Au Parti socialiste, à peine a-t-on remisé les drapeaux européens pour 2014 que l’échauffement pour la présidentielle a déjà repris. Au programme : « les primaires » ou comment être sûr de désigner le bon candidat (ou la bonne candidate…) pour gagner en 2012.
Barack Obama ne le sait pas, mais il est pour beaucoup dans cette nouvelle obsession des socialistes français. Avec son élection, c’est un peu comme s’ils avaient redécouvert l’Amérique. Depuis qu’il a gagné, on ne compte plus en effet les missions et autres délégations qui franchissent l’Atlantique en quête du Graal électoral. Il faut comprendre les socialistes ; à Solferino, les affiches des campagnes de François Mitterrand ont jauni depuis bien longtemps dans leurs sous-verre, et si le PS continue ainsi, il n’y aura bientôt plus de mémoire vivante de la dernière victoire présidentielle (1988). C’est donc en Amérique que les missionnaires socialistes pensent avoir découvert le remède à tous leurs maux : les primaires.
Certes, comme l’ont souligné les experts éclairés de la « Fondation progressiste », opportunément baptisée Terra Nova, à l’origine du seul travail sérieux à ce jour sur le sujet, il n’est pas facile d’acclimater la pratique américaine en France. Ne serait-ce que parce que dans notre système électoral à deux tours, le premier sert de primaires au sein de chaque camp : « au premier tour on choisit, au second, on élimine ». Certains responsables socialistes l’ont semble-t-il immédiatement compris puisqu’ils rejettent d’emblée une telle innovation. Ainsi, François Hollande, Laurent Fabius, Bertrand Delanoë ou encore, sans doute, Martine Aubry ne sont-ils pas très enthousiastes à l’idée d’ouvrir portes et fenêtres au tout venant, fût-il « sympathisant » socialiste.

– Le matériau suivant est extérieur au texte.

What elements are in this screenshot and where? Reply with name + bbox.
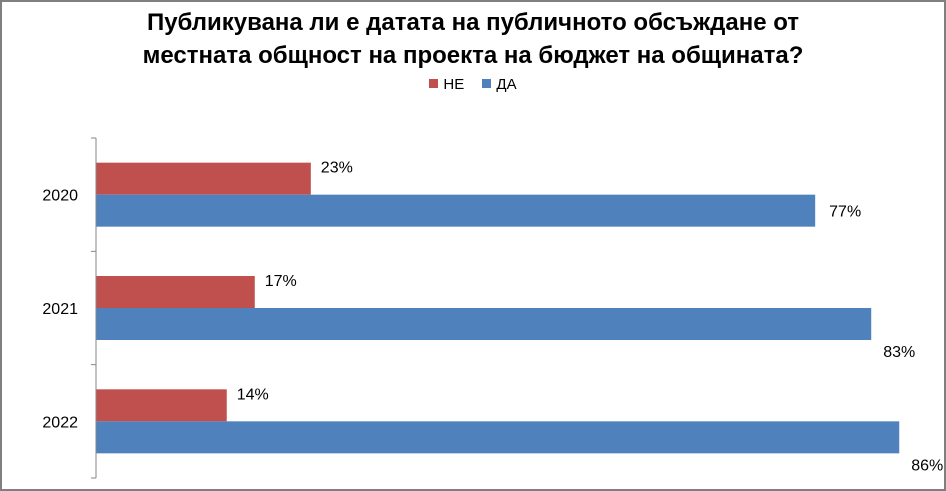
chart-title-line-1: Публикувана ли е датата на публичното об… bbox=[146, 9, 800, 36]
data-label-group: 23% 77% 17% 83% 14% 86% bbox=[237, 160, 944, 475]
category-label-2022: 2022 bbox=[42, 414, 78, 431]
data-label-ne-2021: 17% bbox=[265, 273, 297, 290]
chart-legend: НЕ ДА bbox=[0, 75, 946, 95]
chart-title: Публикувана ли е датата на публичното об… bbox=[0, 6, 946, 72]
chart-title-line-2: местната общност на проекта на бюджет на… bbox=[142, 42, 804, 69]
bar-ne-2022 bbox=[96, 389, 227, 422]
bar-da-2021 bbox=[96, 308, 872, 340]
legend-item-da: ДА bbox=[482, 75, 517, 95]
bar-group bbox=[96, 162, 900, 454]
legend-swatch-ne bbox=[429, 79, 439, 88]
category-label-2021: 2021 bbox=[42, 301, 78, 318]
bar-da-2022 bbox=[96, 421, 900, 454]
data-label-ne-2020: 23% bbox=[321, 160, 353, 177]
bar-ne-2021 bbox=[96, 276, 255, 308]
bar-da-2020 bbox=[96, 194, 816, 227]
data-label-da-2022: 86% bbox=[911, 457, 943, 474]
legend-label-ne: НЕ bbox=[443, 76, 465, 93]
category-label-2020: 2020 bbox=[42, 188, 78, 205]
category-axis: 2020 2021 2022 bbox=[42, 137, 97, 479]
bar-ne-2020 bbox=[96, 162, 311, 195]
data-label-ne-2022: 14% bbox=[237, 386, 269, 403]
data-label-da-2021: 83% bbox=[883, 344, 915, 361]
legend-item-ne: НЕ bbox=[429, 75, 464, 95]
data-label-da-2020: 77% bbox=[829, 204, 861, 221]
legend-label-da: ДА bbox=[496, 76, 517, 93]
legend-swatch-da bbox=[482, 79, 492, 88]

D’autres, en revanche, parmi les « jeunes » (Pierre Moscovici, Vincent Peillon, Arnaud Montebourg, Manuel Valls…) ou du côté de Ségolène Royal, qui a bénéficié à plein, en 2006, de la « petite » primaire interne au parti, font visiblement de cette réforme une condition sine qua non de la refondation d’un parti qu’ils rêvent d’arracher des pattes des éléphants. Cette appétence pour une pratique qui soulève au moins autant de questions qu’elle est censée en résoudre, traduit chez eux l’idée que dès lors que l’on aurait solutionné « à froid » le problème de la désignation du candidat à la présidentielle, les errements du Parti socialiste prendraient fin. Les Américains appellent ce genre d’illusion le wishful thinking – en français, prendre ses désirs pour des réalités.
On peut, en effet, juger impératif que le PS prenne enfin conscience de la présidentialisation avancée du régime. Et, dès lors, qu’il ajuste son fonctionnement interne à son ambition de gouverner le pays. Mais des primaires, aussi bien conçues soient-elles, ne permettront jamais de passer outre le manque de projet d’ensemble pour la société française, le lien avec un électorat solide et diversifié, ou encore les embarras stratégiques posés par les alliances indispensables pour espérer gagner.
Si bien qu’aux nombreuses questions sur la faisabilité de primaires au PS ou à gauche – qui vote ? qui peut s’y présenter ? qui paie ? qui contrôle ?… – s’ajoute celle de leur utilité politique. Que proposera de plus au pays un(e) candidat(e) désigné(e) suivant un tel système ? La légitimité supposément plus grande qu’il ou elle aura acquise lui permettra-t-elle d’être à la hauteur des enjeux ?
Barack Obama n’a pas été élu président des Etats-Unis parce qu’il est passé par un système de primaires. Il l’a été parce qu’il a su proposer à son pays, à un moment précis de son histoire, une vision (de son avenir notamment…) suffisamment construite, réfléchie et structurée pour emporter largement l’adhésion. C’est cette puissance propre qui lui a permis d’écraser la « machine » électorale démocrate bâtie par les Clinton au cours d’une campagne exceptionnelle de primaires et, dans la foulée, celle des conservateurs républicains.
Aucun système de désignation des candidats à une élection, aussi démocratique soit-il, ne permet de garantir la victoire finale ni même de donner davantage de chances de l’emporter à celui qui en bénéficie – l’expérience de la présidentielle de 2007 en France l’a montré. Ce n’est pas là que ça se joue. Les socialistes français n’ont plus beaucoup de temps devant eux pour le comprendre ; or s’arc-bouter sur la question des primaires ne leur en fera pas gagner.